Rudder Cut était déjà une de mes escales préférées et elle ne l’est que plus encore.

 

Little Farmer à Black Point


Dimanche 18 février.

Nous nous préparons à partir ce matin, Pierre réalise qu'il a oublié la ligne à l'eau hier. On met un petit morceau de calmar sur un hameçon qu'on laisse pendre derrière le bateau. On prends toutes sortes de prises de cette façon. Entre autre des snappers et du Chub. On rentre la ligne et quelle ne fût pas notre surprise de voir un Grunt qui s'y est pris durant la nuit. HOouuuuuuu! ça sera bon à l'apéro de ce soir. Fantastique! Bien que j'affectionne le goût fins des filets de la délicate chaire des "Lion Fish", tout autre poisson est bienvenue dans mon assiette.

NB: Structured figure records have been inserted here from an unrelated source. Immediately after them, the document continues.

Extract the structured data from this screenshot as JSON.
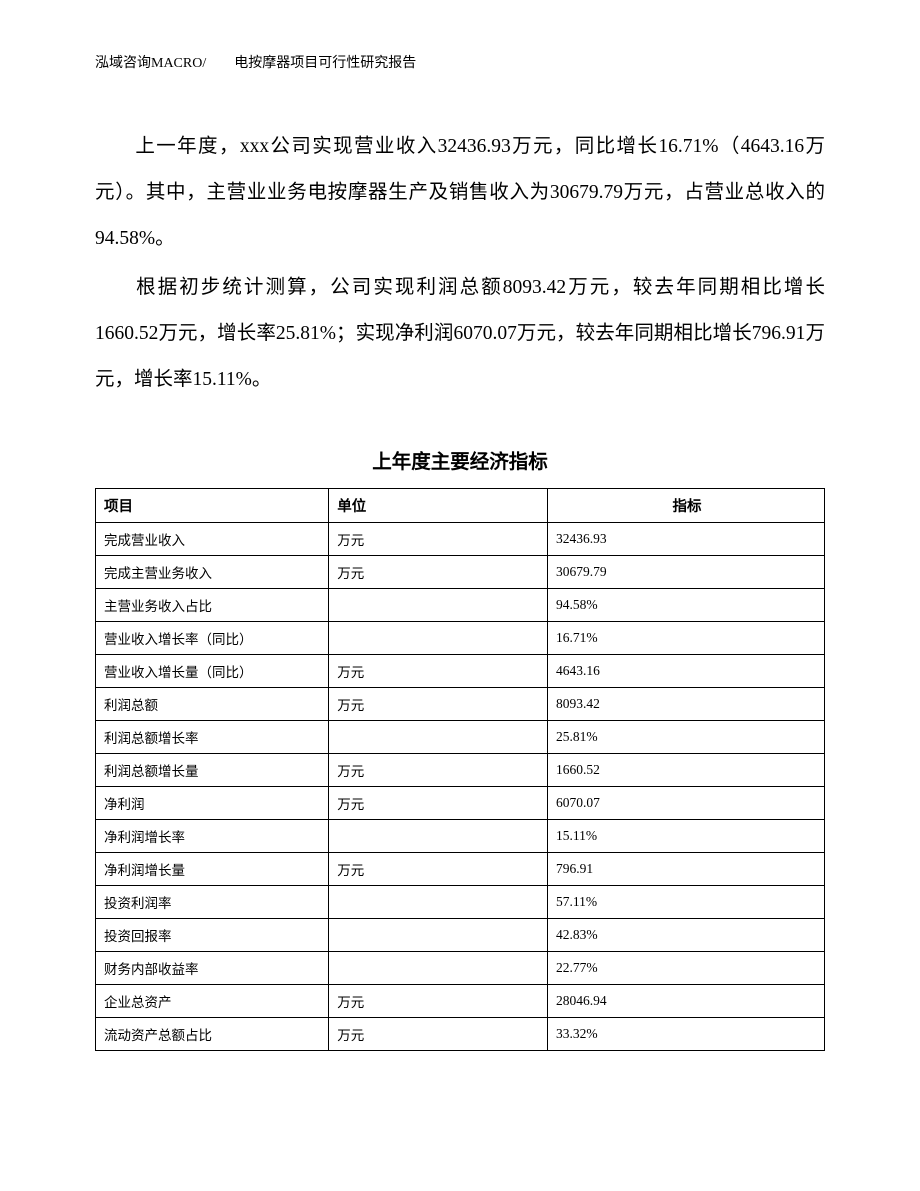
{
  "header": "泓域咨询MACRO/　　电按摩器项目可行性研究报告",
  "paragraphs": {
    "p1": "上一年度，xxx公司实现营业收入32436.93万元，同比增长16.71%（4643.16万元）。其中，主营业业务电按摩器生产及销售收入为30679.79万元，占营业总收入的94.58%。",
    "p2": "根据初步统计测算，公司实现利润总额8093.42万元，较去年同期相比增长1660.52万元，增长率25.81%；实现净利润6070.07万元，较去年同期相比增长796.91万元，增长率15.11%。"
  },
  "table": {
    "title": "上年度主要经济指标",
    "columns": {
      "item": "项目",
      "unit": "单位",
      "value": "指标"
    },
    "col_widths": [
      "32%",
      "30%",
      "38%"
    ],
    "border_color": "#000000",
    "header_fontsize": 14.5,
    "cell_fontsize": 13.5,
    "rows": [
      {
        "item": "完成营业收入",
        "unit": "万元",
        "value": "32436.93"
      },
      {
        "item": "完成主营业务收入",
        "unit": "万元",
        "value": "30679.79"
      },
      {
        "item": "主营业务收入占比",
        "unit": "",
        "value": "94.58%"
      },
      {
        "item": "营业收入增长率（同比）",
        "unit": "",
        "value": "16.71%"
      },
      {
        "item": "营业收入增长量（同比）",
        "unit": "万元",
        "value": "4643.16"
      },
      {
        "item": "利润总额",
        "unit": "万元",
        "value": "8093.42"
      },
      {
        "item": "利润总额增长率",
        "unit": "",
        "value": "25.81%"
      },
      {
        "item": "利润总额增长量",
        "unit": "万元",
        "value": "1660.52"
      },
      {
        "item": "净利润",
        "unit": "万元",
        "value": "6070.07"
      },
      {
        "item": "净利润增长率",
        "unit": "",
        "value": "15.11%"
      },
      {
        "item": "净利润增长量",
        "unit": "万元",
        "value": "796.91"
      },
      {
        "item": "投资利润率",
        "unit": "",
        "value": "57.11%"
      },
      {
        "item": "投资回报率",
        "unit": "",
        "value": "42.83%"
      },
      {
        "item": "财务内部收益率",
        "unit": "",
        "value": "22.77%"
      },
      {
        "item": "企业总资产",
        "unit": "万元",
        "value": "28046.94"
      },
      {
        "item": "流动资产总额占比",
        "unit": "万元",
        "value": "33.32%"
      }
    ]
  },
  "style": {
    "page_bg": "#ffffff",
    "text_color": "#000000",
    "body_fontsize": 19.5,
    "body_line_height": 2.35
  }
}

Nous levons l'ancre à 8h15. Nous faisons un arrêt à Little Farmer afin d'y faire le plein d'eau qui est gratuite au Government dock. Une petite sièste comblera le début de l'après-midi. Nous repartons à 15h00 pour nous diriger à Black point. 

Il fait beau et chaud, nous naviguons à l'intérieur des îles, l’eau est d’un turquoise claire et le vent souffle délicatement du sud-ouest, à peine 10 nœuds. Presque température du corps, ce vent chaud nous caresse doucement la peau au passage pour ensuite faire gonfler le génois qui est tout déployé. Nous glissons doucement sans vague sur cette mer d’émeraude qui scintille comme un bijou sous les rayons d’un soleil radieux. On distingue l’ombre du bateau, celui-ci se dessine très nettement sur le fond de sable blanc sous la surface de l’eau qui est de 10 à 15 pieds de profondeur. 
 
C’est si paisible et doux comme navigation qu’on dirait que le temps s’est arrêté. Il règne un calme apaisant avec comme musique de fond le clapotis de l’eau qui se fend sur l'étrave du bateau à notre passage. Jeremy se demande si on avance bel et bien tellement le bateau reste stable et droit, on a l'impression de flotter. La vitesse n’est que de 3-4 nœuds mais nous ne sommes pas pressés. Quel beau moment à savourer sous ce ciel bleu clair au milieu du paradis.


Nous arrivons à Black point et y passerons la nuit.